A mention is a weak unit. A recommendation is stronger. A cited recommendation across multiple engines is stronger still. A cited recommendation supported by trusted sources, current facts, and consistent entity data is the signal CMOs should care about.
That makes the Burke case less embarrassing for AI and more embarrassing for brand measurement dashboards. If a dashboard counts a synthetic brand mention the same way it counts a corroborated recommendation, the dashboard is measuring noise.
The Machine Relations Stack gives teams a cleaner diagnostic frame:
| Stack layer | Fake-brand failure mode | Legitimate-brand response |
|---|---|---|
| Earned authority | No trusted third-party proof | Build coverage from sources AI systems cite |
| Entity clarity | Thin identity can still be parsed | Keep the same brand facts across every surface |
| Citation architecture | Pages can be easy to extract but weak | Make claims specific, sourced, and structured |
| Distribution | One engine may surface the brand | Test across ChatGPT, Gemini, Claude, Perplexity, and AI search |
| Measurement | A raw mention looks like a win | Track cited, trusted, repeated recommendations |
The real lesson is source discipline
The fake deodorant brand did not expose a magic playbook.
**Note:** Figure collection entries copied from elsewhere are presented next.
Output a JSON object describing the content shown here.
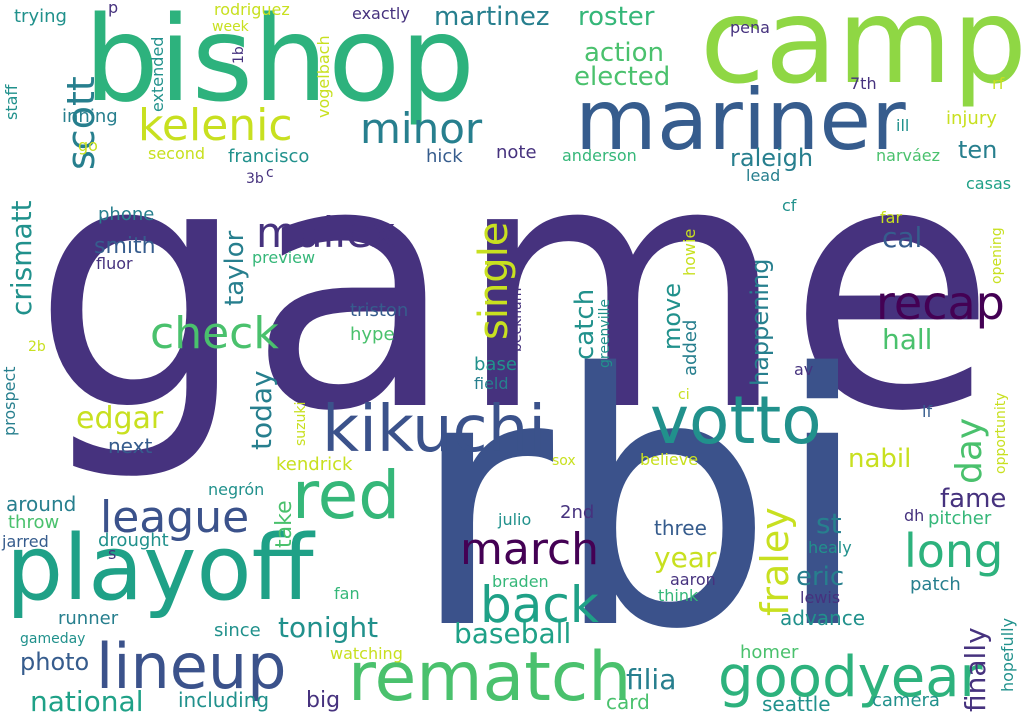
{
  "cloud": {
    "words": [
      "game",
      "rbi",
      "bishop",
      "camp",
      "mariner",
      "playoff",
      "rematch",
      "lineup",
      "votto",
      "kikuchi",
      "red",
      "goodyear",
      "league",
      "march",
      "back",
      "long",
      "recap",
      "check",
      "kelenic",
      "minor",
      "mallex",
      "scott",
      "single",
      "fraley",
      "crismatt",
      "martinez",
      "roster",
      "action",
      "elected",
      "day",
      "raleigh",
      "ten",
      "injury",
      "note",
      "hick",
      "francisco",
      "second",
      "go",
      "inning",
      "staff",
      "rf",
      "7th",
      "pena",
      "exactly",
      "rodriguez",
      "week",
      "p",
      "trying",
      "extended",
      "1b",
      "vogelbach",
      "anderson",
      "narváez",
      "ill",
      "lead",
      "casas",
      "cf",
      "far",
      "opening",
      "howie",
      "happening",
      "catch",
      "move",
      "added",
      "cal",
      "hall",
      "nabil",
      "fame",
      "st",
      "eric",
      "year",
      "filia",
      "finally",
      "advance",
      "baseball",
      "tonight",
      "since",
      "photo",
      "national",
      "including",
      "big",
      "seattle",
      "card",
      "camera",
      "hopefully",
      "patch",
      "pitcher",
      "dh",
      "healy",
      "lewis",
      "homer",
      "watching",
      "gameday",
      "runner",
      "fan",
      "jarred",
      "throw",
      "around",
      "drought",
      "s",
      "next",
      "edgar",
      "today",
      "taylor",
      "take",
      "kendrick",
      "negrón",
      "julio",
      "2nd",
      "braden",
      "aaron",
      "think",
      "three",
      "sox",
      "believe",
      "ci",
      "lf",
      "opportunity",
      "av",
      "field",
      "base",
      "beckham",
      "greenville",
      "triston",
      "hype",
      "smith",
      "fluor",
      "phone",
      "preview",
      "3b",
      "c",
      "prospect",
      "2b",
      "suzuki"
    ]
  },
  "colors": {
    "indigo": "#46327e",
    "navy": "#3b528b",
    "slate": "#365c8d",
    "teal": "#277f8e",
    "teal2": "#21918c",
    "green": "#1fa187",
    "green2": "#35b779",
    "lime": "#4ac16d",
    "lime2": "#8fd744",
    "yellow": "#c8e020",
    "purple": "#440154",
    "yellow2": "#dde318"
  }
}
It exposed a missing quality gate.
For a real brand, the right response is not to spin up thin microsites and hope models repeat them. The right response is to build a source system that machines can verify. That means product facts that match across owned pages, marketplace listings, reviews, social profiles, and third-party coverage. It means clear entity descriptions. It means pages that answer buyer questions directly. It means enough outside proof that an answer engine does not have to trust the brand's own claim.
This is also why brand teams should be careful with "AI visibility" vendors that report mentions without source context. A brand needs to know whether it was named, why it was named, what source supported the answer, and whether the recommendation survives across engines.
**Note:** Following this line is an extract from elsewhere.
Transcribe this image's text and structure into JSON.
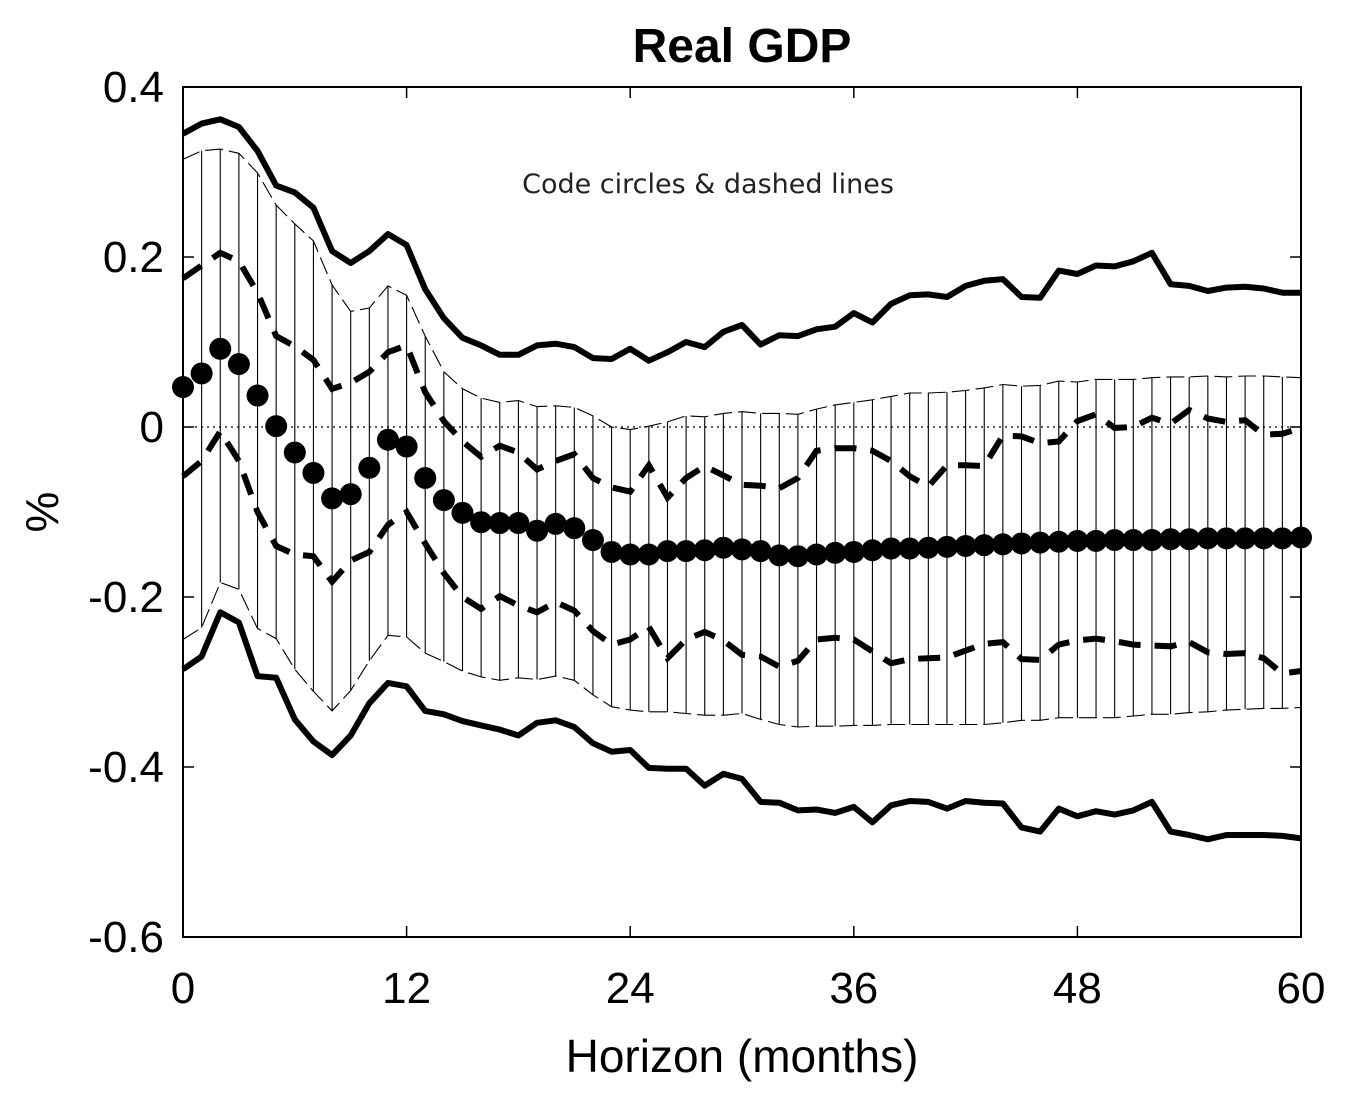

The Burke case is useful because it is small, strange, and easy to understand. It shows the new shelf space. But it also shows the trap: being visible to a machine is not the same as being trusted by one.
FAQ
What did the fake deodorant brand experiment show?
It showed that a newly created brand with minimal source material could appear in at least one AI recommendation context. According to Inc.'s reporting, ChatGPT recommended the fake deodorant within weeks, while Claude and Gemini did not. The result is a warning about uneven source validation, not a reliable growth tactic.
Should brands try to copy the fake deodorant tactic?
No. The practical lesson is to build stronger source architecture, not synthetic brands or thin pages. Legitimate brands need corroborated facts, trusted third-party sources, and consistent entity descriptions so AI systems can distinguish real authority from easy-to-crawl claims.
How should CMOs measure AI visibility after this case?
CMOs should separate raw mentions from trusted recommendations. A useful audit should track whether the brand appears, whether the answer cites sources, which sources support the answer, whether the result repeats across engines, and whether the cited facts match the brand's real offer. A public AI visibility audit can expose those gaps.
Where does this fit inside Machine Relations?
The case sits inside citation architecture and entity optimization. It shows why AI discovery depends on more than content volume: brands need machine-readable identity, trusted corroboration, and measurable answer-surface presence.